- Born: Lady Rosemary Mildred Spencer-Churchill 24 July 1929 (age 97) London, England
- Spouse: Charles Robert Muir ​ ​(m. 1953; died 1972)​
- Children: 3
- Parents: John Spencer-Churchill, 10th Duke of Marlborough (father); Mary Cadogan (mother);

= Lady Rosemary Spencer-Churchill =

English aristocrat and courtier

Lady Rosemary Mildred Muir (née Spencer-Churchill; born 24 July 1929) is an English aristocrat who served as a maid of honour to Elizabeth II at her coronation in 1953.

== Early life and family ==
Lady Rosemary Mildred Spencer-Churchill was born on 24 July 1929 in London to John Spencer-Churchill, Marquess of Blandford, and the Hon. Alexandra Mary Cadogan. Her maternal grandfather was Henry Cadogan, Viscount Chelsea. Her paternal grandmother was Consuelo Vanderbilt. Her father inherited the Dukedom of Marlborough, becoming the tenth duke when Spencer-Churchill was five years old. She grew up at Blenheim Palace in West Oxfordshire. After her father's death in 1972 her brother John became the eleventh Duke of Marlborough.
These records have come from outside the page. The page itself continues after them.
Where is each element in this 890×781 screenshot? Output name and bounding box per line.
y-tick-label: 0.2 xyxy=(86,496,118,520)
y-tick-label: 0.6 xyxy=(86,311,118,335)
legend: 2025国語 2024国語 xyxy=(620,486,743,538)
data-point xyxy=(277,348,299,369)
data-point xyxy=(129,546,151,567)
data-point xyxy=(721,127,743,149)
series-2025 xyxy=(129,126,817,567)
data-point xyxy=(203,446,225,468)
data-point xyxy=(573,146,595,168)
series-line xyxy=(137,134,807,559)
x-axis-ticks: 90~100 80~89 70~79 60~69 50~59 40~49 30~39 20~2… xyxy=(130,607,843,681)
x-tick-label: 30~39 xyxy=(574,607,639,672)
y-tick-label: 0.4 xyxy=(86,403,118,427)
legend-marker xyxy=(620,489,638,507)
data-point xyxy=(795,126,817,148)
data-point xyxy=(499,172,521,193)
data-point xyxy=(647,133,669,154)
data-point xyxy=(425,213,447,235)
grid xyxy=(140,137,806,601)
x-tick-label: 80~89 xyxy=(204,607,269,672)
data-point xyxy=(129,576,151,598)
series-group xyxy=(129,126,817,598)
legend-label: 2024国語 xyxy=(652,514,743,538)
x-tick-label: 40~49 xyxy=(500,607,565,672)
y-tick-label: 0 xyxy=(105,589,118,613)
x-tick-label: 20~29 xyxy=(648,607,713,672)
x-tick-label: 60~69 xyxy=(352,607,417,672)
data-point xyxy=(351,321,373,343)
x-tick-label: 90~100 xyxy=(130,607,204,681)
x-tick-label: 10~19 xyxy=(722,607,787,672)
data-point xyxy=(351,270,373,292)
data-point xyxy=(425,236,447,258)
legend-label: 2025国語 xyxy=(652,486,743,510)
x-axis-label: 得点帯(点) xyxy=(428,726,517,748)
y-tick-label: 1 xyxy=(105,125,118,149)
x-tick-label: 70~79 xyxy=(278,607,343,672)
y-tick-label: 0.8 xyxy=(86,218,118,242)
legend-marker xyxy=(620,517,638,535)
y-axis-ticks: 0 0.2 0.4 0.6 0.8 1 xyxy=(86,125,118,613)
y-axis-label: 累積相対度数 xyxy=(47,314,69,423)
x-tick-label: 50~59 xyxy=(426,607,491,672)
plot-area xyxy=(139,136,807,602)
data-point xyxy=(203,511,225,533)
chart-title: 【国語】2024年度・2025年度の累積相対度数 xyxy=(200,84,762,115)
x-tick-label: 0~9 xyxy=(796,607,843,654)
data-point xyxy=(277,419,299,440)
== Coronation of Elizabeth II ==
Spencer-Churchill served as a maid of honour to Queen Elizabeth II at her coronation in Westminster Abbey on 2 June 1953. She was the eldest and highest ranking maid of honour at Elizabeth II's coronation, as the only daughter of a duke. Lady Rosemary, along with Lady Jane Vane-Tempest-Stewart rode in a carriage with Charles Tryon, 2nd Baron Tryon, the Keeper of the Privy Purse, during the procession while the other maids of honour waited at the abbey. After the coronation, Spencer-Churchill returned to Blenheim to attend an outdoor party hosted by her mother, the Duchess of Marlborough, where they roasted an ox for villagers from Woodstock.

== Personal life ==
Spencer-Churchill married Charles Robert Muir, a stockbroker, on 26 June 1953 at Christ Church Cathedral in Oxford. Queen Elizabeth the Queen Mother and Princess Margaret were among the guests at the wedding. Their first child, Alexander Pepys Muir, was born on 8 November 1954. Their second child, Simon Huntly Muir, was born on 3 July 1959. Their third child, Mary Arabella Muir, was born on 16 January 1962. Their son Alexander is a god-son of Princess Margaret. Her husband died on 24 March 1972. She resides at Orange Hill House in Binfield.

She has seven grandchildren, Jack, Rowley, Consuelo, Robin, Thomas, Caspar and Isabella.

In 2015 Spencer-Churchill was featured in the BBC Two documentary film The Last Dukes.